Note that most of these things aren't especially amazing by themselves (except Copilot; Copilot is sorcery); the amazing thing is that the AI can do all those things without having been trained to do them.

 

Researchers didn't need to understand chess, or C# programming, or the finer points of jurisprudence for the AI to develop a deeper understanding of them. They just trained the AI on "predict the next token", applied backpropagation, and that process lead to AI developing higher and higher concepts over time.

 

It's not clear that this process will lead to something we'd recognize as consciousness. But it could lead to an AI that's smarter and faster than us, without that AI being something we'd call "conscious".

 

That AI wouldn't "want" anything, the same way GPT-4 doesn't currently doesn't want anything. But, it's extremely easy to stick a small program on top of the AI that makes it behave like something that does (this is more or less what they did with ChatGPT, and more explicitly with AgentGPT).

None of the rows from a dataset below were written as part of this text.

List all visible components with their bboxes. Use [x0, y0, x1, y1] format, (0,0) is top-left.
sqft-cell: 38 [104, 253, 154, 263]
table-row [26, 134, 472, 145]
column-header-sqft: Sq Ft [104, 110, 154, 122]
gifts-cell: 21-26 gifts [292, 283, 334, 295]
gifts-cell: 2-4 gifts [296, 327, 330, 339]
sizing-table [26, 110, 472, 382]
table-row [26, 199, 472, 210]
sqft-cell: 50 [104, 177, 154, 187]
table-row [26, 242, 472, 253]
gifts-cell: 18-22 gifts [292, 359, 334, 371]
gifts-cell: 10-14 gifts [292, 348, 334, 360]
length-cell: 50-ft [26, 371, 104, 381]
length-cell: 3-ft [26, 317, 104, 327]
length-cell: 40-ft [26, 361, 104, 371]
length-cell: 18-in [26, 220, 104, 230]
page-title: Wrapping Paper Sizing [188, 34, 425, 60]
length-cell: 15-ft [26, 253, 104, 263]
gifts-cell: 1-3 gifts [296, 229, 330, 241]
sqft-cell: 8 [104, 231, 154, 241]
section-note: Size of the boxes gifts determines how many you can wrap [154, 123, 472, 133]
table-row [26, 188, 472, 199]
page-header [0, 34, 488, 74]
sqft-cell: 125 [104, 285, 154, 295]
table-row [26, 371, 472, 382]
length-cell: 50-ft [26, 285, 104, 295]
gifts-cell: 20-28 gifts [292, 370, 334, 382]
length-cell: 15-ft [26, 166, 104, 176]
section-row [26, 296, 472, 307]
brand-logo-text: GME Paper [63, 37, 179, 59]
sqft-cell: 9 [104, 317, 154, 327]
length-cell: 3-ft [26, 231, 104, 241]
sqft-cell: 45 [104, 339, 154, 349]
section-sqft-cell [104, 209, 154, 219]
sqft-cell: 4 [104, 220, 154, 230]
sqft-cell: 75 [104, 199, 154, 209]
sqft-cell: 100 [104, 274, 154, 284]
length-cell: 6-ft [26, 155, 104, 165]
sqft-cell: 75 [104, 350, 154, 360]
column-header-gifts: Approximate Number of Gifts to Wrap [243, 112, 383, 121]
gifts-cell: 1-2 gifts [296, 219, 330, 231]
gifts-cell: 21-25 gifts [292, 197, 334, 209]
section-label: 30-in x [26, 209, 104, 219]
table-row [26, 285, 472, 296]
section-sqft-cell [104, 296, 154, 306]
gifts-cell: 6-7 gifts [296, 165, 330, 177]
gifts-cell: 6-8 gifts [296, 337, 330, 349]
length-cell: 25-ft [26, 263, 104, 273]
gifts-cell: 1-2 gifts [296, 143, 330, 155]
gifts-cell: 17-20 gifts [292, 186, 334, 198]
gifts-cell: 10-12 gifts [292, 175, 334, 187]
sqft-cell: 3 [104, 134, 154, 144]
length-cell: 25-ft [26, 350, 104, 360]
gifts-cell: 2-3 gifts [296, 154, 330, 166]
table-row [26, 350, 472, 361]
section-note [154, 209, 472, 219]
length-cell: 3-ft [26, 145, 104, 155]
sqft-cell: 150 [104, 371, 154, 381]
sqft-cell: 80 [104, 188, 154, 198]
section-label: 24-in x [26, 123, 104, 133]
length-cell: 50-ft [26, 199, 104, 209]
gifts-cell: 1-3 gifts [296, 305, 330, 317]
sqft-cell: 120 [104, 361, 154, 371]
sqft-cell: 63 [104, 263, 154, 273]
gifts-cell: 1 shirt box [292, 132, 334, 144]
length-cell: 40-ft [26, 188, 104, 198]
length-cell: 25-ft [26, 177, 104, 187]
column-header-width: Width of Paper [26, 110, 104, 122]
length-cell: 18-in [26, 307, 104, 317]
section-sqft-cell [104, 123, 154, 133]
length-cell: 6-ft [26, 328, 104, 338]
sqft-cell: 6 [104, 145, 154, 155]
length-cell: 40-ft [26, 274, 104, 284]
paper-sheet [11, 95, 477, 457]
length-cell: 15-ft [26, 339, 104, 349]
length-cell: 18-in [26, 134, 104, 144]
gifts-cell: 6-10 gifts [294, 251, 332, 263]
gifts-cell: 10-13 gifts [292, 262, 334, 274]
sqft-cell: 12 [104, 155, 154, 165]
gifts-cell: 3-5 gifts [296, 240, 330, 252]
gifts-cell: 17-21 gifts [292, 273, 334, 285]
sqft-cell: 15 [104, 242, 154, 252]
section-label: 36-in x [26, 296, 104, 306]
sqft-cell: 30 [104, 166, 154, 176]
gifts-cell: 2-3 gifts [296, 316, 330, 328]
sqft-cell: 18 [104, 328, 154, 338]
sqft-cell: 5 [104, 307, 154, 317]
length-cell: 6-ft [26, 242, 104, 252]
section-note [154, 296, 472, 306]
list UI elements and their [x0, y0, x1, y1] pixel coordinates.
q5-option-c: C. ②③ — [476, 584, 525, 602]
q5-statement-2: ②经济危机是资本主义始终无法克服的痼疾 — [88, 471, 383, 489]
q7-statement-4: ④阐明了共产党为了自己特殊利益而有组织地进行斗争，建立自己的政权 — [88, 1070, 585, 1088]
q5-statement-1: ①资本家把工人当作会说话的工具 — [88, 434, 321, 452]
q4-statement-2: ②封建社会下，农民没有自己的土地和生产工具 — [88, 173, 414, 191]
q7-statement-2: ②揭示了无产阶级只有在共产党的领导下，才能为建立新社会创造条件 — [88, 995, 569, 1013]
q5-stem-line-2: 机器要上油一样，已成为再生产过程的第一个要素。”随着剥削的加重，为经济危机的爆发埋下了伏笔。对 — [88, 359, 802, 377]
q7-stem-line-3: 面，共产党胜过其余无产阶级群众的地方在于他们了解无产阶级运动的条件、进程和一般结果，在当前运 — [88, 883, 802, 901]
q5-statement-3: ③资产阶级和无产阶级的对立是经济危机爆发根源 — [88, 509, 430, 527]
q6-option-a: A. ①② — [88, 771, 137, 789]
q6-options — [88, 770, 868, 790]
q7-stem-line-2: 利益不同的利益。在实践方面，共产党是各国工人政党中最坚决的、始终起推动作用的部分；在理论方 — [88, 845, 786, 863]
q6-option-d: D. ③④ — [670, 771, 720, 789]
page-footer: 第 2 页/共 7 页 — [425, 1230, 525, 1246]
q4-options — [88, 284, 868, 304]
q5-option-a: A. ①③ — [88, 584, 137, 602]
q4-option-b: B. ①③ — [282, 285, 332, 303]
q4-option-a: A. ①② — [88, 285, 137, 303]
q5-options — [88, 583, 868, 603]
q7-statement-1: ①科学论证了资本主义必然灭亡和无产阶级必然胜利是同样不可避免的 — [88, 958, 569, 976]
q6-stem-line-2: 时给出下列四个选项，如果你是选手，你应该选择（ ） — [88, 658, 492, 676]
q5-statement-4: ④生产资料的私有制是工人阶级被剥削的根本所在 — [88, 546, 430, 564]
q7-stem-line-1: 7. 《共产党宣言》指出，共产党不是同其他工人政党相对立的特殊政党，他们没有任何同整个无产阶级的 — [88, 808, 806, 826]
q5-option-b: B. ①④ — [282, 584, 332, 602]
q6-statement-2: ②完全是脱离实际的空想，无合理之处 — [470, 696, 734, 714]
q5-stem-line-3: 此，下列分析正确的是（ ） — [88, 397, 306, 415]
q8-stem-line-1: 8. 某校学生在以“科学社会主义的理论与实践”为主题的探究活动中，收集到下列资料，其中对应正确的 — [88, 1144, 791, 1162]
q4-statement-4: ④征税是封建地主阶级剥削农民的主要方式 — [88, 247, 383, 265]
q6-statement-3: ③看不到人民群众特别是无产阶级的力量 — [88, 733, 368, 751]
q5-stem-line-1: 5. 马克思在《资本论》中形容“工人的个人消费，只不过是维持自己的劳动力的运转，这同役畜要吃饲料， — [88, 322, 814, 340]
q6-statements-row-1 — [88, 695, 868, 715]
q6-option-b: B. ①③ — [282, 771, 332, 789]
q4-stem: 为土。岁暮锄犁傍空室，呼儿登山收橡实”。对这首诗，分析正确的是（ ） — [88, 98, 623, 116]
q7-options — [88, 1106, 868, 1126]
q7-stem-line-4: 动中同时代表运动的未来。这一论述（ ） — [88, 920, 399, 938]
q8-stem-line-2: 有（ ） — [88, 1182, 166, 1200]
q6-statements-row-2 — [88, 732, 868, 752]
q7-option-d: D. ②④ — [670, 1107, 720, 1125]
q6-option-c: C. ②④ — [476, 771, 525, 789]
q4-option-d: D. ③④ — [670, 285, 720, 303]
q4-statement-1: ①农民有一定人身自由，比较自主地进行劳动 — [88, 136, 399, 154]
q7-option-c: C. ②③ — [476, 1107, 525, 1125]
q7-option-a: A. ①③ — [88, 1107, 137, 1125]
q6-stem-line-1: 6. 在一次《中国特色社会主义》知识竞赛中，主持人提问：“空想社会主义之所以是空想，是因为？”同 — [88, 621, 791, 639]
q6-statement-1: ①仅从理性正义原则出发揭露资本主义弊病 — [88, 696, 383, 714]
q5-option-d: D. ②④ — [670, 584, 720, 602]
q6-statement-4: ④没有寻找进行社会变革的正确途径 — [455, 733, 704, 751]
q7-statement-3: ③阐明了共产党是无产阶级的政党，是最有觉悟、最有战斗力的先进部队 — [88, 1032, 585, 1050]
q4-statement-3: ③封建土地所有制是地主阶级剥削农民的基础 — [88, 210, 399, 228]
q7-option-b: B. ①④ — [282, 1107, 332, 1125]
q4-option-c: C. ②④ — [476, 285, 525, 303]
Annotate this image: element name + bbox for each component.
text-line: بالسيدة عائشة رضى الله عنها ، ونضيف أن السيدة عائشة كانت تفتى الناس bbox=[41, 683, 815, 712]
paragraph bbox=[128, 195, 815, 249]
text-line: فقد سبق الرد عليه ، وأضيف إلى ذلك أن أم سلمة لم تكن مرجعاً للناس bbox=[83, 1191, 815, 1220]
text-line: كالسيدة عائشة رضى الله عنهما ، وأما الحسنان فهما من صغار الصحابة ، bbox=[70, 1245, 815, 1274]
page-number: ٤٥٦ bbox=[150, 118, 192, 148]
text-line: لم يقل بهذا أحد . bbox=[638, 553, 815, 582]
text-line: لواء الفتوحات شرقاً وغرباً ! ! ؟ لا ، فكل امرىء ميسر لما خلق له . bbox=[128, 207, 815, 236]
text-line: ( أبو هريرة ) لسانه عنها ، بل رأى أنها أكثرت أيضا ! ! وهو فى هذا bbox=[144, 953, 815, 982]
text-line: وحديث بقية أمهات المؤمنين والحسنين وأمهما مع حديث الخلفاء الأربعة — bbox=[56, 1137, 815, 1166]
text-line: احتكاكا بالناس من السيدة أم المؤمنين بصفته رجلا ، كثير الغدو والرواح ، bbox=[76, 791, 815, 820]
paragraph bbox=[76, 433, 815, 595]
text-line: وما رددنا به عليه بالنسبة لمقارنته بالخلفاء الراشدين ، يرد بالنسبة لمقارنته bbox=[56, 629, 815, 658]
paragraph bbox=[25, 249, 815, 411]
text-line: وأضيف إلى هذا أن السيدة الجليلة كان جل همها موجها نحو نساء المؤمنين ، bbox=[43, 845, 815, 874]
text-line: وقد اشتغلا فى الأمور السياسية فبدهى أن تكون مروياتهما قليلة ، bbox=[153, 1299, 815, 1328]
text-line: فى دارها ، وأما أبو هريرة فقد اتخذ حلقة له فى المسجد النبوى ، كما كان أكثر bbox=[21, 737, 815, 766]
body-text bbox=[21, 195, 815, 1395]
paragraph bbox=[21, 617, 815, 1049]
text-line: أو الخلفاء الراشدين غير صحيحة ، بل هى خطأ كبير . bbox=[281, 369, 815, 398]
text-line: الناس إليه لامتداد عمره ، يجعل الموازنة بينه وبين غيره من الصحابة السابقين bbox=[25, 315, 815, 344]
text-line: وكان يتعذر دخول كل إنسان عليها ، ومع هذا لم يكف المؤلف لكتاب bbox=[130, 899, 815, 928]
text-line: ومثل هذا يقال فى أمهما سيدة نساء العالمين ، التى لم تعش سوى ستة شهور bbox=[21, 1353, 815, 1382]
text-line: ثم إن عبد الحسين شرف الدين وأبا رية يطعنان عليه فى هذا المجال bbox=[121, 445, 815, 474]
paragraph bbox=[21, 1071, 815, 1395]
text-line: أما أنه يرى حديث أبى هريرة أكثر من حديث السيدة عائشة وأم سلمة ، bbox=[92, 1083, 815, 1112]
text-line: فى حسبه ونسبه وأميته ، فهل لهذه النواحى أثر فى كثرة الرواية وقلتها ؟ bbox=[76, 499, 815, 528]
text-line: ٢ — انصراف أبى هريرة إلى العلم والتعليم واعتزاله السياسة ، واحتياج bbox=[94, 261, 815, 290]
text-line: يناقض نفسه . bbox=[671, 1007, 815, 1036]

Basically, if you have an AI that does nothing but answer questions, and you want to get an autonomous agent from it, all you have to do is stick a module on top of it that asks the AI "What would an autonomous agent do in this situation?"

 

Anyway, this was a longer post than I anticipated, but I hope I made the core point clear: you don't need to understand higher intelligence to create a model with higher intelligence. As long as you keep increasing your model's scale, and you train it on a corpus of tasks where higher intelligence leads to a better score, the model will get more intelligent over time, and understand more abstract concepts.